Le perle dell'album sono ancora molte, tra cui la graziosa "Couldn't Feel Safer" (inutile dire che i giri di basso di Michael Hiscock sono godibilissimi), la spigliata "This Love is Not Wrong", la psichedelica e noise (di fatto shoegaze) "White", l'ombrosa "Letting Go" (par di sentire i Felt).
Ottimo lavoro di pop alternativo per eterni ragazzini. Dunque senza età.
► 1999
Disco cinematico e terapeutico, questo realizzato da Roger Quigley e Mark Tranmer, adatto per far passare emicranie e per lanciare i pensieri in aria, slegati da ogni peso o preoccupazione. Direte: esagerato! Eppure l'ascolto di Seventeen Stars è un vero e proprio tonico, un lavoro fuori dal tempo che inanella brani dolciastri e sospesi, a partire dalla stupenda intro, malinconica e pensosa, tra field recordings e chitarre dolenti in riverbero.

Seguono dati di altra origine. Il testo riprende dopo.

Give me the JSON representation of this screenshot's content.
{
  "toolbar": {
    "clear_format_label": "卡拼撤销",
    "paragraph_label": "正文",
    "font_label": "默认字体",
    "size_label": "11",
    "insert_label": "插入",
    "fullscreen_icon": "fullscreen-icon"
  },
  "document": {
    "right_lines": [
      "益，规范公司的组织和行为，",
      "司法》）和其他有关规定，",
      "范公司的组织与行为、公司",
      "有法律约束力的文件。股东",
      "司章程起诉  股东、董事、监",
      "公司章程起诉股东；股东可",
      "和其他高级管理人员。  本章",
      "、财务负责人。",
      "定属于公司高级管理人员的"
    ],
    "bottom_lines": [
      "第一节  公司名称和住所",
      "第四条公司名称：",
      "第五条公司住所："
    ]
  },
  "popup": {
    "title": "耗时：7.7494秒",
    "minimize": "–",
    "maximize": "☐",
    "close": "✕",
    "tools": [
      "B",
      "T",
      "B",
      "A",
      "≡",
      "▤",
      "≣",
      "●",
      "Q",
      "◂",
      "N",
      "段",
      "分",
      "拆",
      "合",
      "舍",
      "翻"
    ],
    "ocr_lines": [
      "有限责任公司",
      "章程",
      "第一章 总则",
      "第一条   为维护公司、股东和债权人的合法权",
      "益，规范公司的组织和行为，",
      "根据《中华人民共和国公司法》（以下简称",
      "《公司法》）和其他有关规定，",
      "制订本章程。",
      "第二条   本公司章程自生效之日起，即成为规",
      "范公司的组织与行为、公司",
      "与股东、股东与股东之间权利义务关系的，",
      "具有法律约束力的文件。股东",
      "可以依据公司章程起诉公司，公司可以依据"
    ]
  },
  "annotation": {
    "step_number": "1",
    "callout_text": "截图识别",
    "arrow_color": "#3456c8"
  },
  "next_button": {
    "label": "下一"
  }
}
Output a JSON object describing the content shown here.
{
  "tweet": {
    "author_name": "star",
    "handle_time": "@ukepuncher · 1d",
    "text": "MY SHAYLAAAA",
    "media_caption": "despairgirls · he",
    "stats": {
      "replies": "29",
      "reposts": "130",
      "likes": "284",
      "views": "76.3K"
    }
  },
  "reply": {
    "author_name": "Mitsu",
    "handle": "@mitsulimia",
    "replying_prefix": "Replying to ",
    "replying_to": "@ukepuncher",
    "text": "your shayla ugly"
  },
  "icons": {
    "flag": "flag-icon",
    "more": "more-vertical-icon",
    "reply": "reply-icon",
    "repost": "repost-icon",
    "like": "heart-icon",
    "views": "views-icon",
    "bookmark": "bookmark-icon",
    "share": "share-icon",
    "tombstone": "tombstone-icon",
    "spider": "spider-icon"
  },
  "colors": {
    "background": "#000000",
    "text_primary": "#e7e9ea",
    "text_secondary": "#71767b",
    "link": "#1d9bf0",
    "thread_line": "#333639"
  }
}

Siamo a metà tra The Divine Comedy, post-britpop alla Black Box Recorder e una versione chamber dell'indie pop più romantico (Belle and Sebastian): "Even If My Mind Can't Tell You" metterebbe al tappeto anche un leghista reduce da Pontida, con le sue armonie soffici di tastiere e chitarre e una melodia ariosa sospinta dal motivo ostinato dello xilofono su cui si avvolgono il piano e la chitarra. E se non fosse abbastanza arriva la successiva "Pro-Celebrity Standing Around" ad assestare il colpo giusto per settare il giusto mood per un totale e incondizionato abbandono all'album (in questo caso arpeggi risonanti di chitarra su nenia indolente). Il resto è tutto un indugiare su distese strumentali da dormiveglia ("Four Days", "Low Tide"), brani notturni da autunno inoltrato ("Seventeen Stars"), sinistri affreschi gotici che avrebbero fatto la fortuna dei Piano Magic ("In Walks a Ghost"), spumosi bozzetti dreamy anni Ottanta che potrebbero essere usciti dalla penna di Mark Hollis ("Between Two Points").
Un'esperienza da non perdersi per nulla al mondo, fidatevi.
► 2009
Un lavoro da ascoltare rigorosamente in cuffia questo dei londinesi Mordant Music, duo elettronico dedito a un sound compresso e opprimente, tra techno e IDM, tra risonanze infinite (basti l'omonima "Symptoms", che ricorda i Disco Inferno di D.I. Go Pop) e sperimentazioni di armonie e timbre (gli arpeggi immersi nell'eco della prima "Where Can You Scream").
Un lavoro che sa tanto di anni Novanta ma che è allo stesso tempo intriso di contemporaneità, con il suo bagaglio di citazioni e manipolazioni libere (dai Kraftwerk al post-rock, passando per l'astrattismo kosmische - "Another Uncompleted Dome" -, la sperimentazione new wave - si prenda "In Truth Is Wine" - e tutta la scuola glitch), fusi ad una forma canzone che chiamarla tale è peccare di generosità. Sta di fatto che l'espressività di una "Pissing in Sinks", notturna e amabilmente disturbata da micro suoni e screziature ambientali, è davvero conturbante, le rarefazioni di "Hey, Volte-Face" sono un appagante ibrido tra i Depeche Mode e i Current 93, la ritmica grassa di "You Are a Door" è splendidamente disciolta in un mood onirico e dark, con quei bassi dubstep imponenti, e l'acid house di "Keep Out".
Da conservare per bene: un piccolo gioiellino elettronico capace di rivaleggiare con i pezzi grossi del genere.
Da conservare per bene: un piccolo gioiellino elettronico capace di rivaleggiare con i pezzi grossi del genere.